La «majorité» du flot de pétrole jaillissant au fond du golfe du Mexique est maintenant recueillie grâce au «chapeau» de retenue posé sur le puits accidenté, a affirmé British Petroleum hier. En vingt-quatre heures, 10 000 barils de pétrole ont été collectés et récupérés par un navire en surface, a indiqué le directeur général de BP, Tony Hayward. Grâce aux caméras sous-marines qui retransmettent la fuite en direct, on pouvait pourtant voir le pétrole continuer à se répandre à gros bouillons hier.
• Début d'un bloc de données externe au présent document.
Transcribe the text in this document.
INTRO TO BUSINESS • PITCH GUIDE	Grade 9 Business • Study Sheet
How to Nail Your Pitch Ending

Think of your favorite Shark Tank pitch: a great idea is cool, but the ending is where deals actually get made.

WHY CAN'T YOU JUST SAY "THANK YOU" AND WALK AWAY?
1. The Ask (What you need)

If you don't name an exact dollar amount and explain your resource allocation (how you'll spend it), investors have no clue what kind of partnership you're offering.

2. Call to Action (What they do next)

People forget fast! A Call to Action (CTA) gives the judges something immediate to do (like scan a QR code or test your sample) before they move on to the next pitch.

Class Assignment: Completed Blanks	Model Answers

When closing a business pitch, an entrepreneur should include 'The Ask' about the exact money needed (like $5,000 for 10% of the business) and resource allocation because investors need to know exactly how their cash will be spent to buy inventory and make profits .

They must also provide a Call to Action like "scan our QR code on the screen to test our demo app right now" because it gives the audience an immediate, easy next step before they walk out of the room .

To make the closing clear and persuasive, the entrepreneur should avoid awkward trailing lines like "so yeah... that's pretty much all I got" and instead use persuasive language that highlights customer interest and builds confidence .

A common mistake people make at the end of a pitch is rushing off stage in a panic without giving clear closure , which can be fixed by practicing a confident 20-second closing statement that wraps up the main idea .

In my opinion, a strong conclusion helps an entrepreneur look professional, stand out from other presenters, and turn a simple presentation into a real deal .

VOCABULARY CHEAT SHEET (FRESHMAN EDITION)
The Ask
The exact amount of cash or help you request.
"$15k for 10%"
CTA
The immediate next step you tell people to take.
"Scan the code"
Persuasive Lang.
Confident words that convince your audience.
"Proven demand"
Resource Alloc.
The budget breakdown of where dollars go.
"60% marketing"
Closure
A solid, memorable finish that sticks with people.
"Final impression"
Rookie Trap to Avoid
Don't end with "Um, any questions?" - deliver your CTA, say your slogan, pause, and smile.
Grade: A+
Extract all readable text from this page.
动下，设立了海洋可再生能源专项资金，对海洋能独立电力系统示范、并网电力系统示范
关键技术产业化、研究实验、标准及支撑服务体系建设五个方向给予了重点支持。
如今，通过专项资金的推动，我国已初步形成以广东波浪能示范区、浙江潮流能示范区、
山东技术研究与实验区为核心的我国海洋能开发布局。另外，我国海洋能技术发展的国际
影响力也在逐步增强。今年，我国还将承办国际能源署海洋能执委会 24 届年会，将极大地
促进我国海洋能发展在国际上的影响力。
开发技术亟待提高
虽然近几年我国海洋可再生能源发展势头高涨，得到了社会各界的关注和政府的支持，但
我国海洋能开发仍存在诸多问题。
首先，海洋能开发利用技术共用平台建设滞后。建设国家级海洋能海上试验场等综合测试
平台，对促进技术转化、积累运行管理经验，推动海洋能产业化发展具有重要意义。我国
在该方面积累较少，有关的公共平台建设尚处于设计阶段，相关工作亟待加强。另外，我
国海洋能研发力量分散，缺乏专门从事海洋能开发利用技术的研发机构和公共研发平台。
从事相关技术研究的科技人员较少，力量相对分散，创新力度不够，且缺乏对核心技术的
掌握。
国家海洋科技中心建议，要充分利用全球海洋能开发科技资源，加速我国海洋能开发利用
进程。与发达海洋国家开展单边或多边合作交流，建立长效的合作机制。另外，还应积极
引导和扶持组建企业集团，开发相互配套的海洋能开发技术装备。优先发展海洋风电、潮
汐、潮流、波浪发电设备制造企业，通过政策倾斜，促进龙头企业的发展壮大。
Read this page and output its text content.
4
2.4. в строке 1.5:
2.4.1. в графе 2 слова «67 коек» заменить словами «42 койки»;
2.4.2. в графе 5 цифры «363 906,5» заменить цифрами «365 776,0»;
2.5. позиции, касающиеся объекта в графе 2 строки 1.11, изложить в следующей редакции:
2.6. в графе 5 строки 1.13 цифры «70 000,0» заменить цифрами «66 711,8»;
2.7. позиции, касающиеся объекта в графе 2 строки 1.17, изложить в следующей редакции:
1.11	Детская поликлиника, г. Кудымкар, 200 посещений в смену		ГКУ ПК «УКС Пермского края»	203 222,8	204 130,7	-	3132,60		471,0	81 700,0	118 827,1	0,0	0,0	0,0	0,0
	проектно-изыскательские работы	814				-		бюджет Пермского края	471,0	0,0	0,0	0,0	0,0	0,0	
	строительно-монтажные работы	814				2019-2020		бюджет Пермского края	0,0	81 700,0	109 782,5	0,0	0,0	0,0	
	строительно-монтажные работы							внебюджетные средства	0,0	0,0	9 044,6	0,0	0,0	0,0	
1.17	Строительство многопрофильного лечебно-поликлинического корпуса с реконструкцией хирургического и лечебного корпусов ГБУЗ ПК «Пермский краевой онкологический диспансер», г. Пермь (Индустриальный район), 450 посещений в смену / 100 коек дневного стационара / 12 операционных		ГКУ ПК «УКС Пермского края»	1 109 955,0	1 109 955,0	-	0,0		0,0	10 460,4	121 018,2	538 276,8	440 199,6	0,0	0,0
A l’œil nu, rien n’indique même une diminution du flot et les estimations du volume déversé restent toujours aussi floues : entre 12 000 et 19 000 barils par jour jaillissent du puits, a estimé un panel d’experts réuni à la demande du gouvernement. Mais, depuis ces chiffres, les ingénieurs de BP ont coupé le conduit reliant le puits à la plateforme accidentée, ce qui peut avoir accru le flot de 20%, a calculé la Maison Blanche. En prenant l’estimation haute du gouvernement (qui n’est pas improbable puisque les autorités ont eu aussi tendance à minimiser cette marée noire), 22 800 barils par jour s’échapperaient aujourd’hui du puits, dont 10 000 seraient recueillis.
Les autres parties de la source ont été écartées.